Agreed. If you want to manage a lot of people who you don't really "know," then Discord has all sorts of roles and rules you can set up.


The free discord tier is better than the free slack tier. That’s honestly why 90% of ppl use discord over slack.

Also paid discord is 100x cheaper than paid slack, for non-corporate entities. You can get top tier discord for like $100/m while slack price goes up with each user. Not to mention that discord allows users to easily assist in upgrading your server while slack doesn’t have that functionality at all.

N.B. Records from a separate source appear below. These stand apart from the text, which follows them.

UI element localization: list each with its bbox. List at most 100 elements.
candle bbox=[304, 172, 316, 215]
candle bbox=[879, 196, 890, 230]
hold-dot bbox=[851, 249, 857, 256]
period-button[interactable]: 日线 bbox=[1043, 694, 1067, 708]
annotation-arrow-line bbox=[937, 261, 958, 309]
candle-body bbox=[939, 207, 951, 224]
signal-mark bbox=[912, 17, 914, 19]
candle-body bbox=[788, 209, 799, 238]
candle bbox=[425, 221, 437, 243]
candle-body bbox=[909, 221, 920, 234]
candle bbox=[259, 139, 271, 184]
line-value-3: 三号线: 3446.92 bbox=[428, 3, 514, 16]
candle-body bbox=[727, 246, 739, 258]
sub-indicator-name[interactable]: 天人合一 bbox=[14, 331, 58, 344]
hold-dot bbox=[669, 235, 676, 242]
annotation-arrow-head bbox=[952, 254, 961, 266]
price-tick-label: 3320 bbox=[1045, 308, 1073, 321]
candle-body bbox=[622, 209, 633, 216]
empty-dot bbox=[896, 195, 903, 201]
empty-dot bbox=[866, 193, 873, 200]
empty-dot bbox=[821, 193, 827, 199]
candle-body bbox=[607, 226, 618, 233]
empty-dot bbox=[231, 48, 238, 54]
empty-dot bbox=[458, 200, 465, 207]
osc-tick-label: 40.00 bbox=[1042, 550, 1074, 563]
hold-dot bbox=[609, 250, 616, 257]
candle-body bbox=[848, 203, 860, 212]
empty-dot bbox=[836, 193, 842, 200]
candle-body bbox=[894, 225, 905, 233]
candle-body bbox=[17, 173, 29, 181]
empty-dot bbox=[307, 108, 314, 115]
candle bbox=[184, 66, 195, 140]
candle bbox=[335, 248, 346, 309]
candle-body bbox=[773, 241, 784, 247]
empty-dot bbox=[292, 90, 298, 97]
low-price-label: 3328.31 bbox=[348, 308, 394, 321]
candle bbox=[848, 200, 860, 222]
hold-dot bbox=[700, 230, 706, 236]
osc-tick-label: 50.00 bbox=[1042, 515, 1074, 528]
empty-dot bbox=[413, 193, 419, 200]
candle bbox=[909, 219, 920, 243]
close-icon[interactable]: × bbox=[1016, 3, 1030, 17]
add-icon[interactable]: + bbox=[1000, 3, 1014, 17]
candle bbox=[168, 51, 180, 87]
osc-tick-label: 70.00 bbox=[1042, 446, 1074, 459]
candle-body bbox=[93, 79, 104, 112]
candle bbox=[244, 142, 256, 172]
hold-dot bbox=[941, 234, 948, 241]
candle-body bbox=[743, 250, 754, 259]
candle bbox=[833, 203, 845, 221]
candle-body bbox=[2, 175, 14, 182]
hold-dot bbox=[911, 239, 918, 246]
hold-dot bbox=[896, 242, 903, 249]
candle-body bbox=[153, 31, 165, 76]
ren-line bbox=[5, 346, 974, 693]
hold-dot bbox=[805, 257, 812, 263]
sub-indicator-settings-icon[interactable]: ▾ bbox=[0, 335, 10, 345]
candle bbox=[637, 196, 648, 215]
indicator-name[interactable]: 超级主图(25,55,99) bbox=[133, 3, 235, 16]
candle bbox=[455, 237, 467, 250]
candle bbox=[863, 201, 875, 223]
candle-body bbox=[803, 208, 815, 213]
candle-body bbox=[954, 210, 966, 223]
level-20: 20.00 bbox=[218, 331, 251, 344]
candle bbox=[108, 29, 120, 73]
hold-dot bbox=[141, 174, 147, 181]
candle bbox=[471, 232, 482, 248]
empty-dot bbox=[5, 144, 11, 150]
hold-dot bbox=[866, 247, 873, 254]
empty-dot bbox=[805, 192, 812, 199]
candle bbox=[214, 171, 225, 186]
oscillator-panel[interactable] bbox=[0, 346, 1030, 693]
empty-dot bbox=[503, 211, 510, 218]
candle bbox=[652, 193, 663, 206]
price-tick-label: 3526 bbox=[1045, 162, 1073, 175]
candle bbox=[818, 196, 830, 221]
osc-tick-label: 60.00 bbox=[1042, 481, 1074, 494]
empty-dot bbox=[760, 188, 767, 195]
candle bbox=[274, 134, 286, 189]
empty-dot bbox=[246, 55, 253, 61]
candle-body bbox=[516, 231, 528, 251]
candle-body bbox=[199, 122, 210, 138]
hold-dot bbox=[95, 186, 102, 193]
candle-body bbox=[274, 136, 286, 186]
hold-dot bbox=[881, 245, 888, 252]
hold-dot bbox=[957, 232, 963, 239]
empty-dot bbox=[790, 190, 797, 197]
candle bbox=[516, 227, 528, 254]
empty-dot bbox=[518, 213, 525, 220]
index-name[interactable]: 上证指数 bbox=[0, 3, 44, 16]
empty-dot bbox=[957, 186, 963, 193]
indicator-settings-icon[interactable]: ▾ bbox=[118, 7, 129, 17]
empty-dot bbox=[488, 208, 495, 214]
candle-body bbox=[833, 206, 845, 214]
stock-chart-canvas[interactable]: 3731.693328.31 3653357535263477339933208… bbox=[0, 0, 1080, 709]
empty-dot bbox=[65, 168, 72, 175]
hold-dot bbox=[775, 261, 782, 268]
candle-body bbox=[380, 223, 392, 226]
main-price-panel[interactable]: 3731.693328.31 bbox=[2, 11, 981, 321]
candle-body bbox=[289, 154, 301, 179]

They also pivoted their marketing message away from being "for gamers" and towards anyone who wanted "a place to hang out," like developer groups or high schoolers.


Discord’s pushing for school groups to use it, especially with the .edu pop up on launch

Discord School Hubs page: https://support.discord.com/hc/en-us/articles/4406046651927-...

https://www.reddit.com/r/discordapp/comments/p37s7s/so_disco...


Kinda makes perfect sense, Discord is very good addition to subreddit or Facebook group. And barrier of entry is low, just like those two. It fills a niche for audio and chat of large communities.


It's the TikTok effect.


Discord hasn't gotten bloated yet the way Slack has, which makes it much more pleasant when all you actually want to do is chat and maybe hang out on voice and sometimes with a screen broadcast.

Once you're in an enterprise space, Slack's features become actually useful.


> it was clear that Discord was for gamers and Slack was for work

One of the best hammers I own is a screwdriver.


Well, slack is extremely expensive IMO, so I'm not surprised


Yeah I always thought Slack is explicitly intended for Real Work and not much else (pay per user!), so it's pretty natural that Discord took over.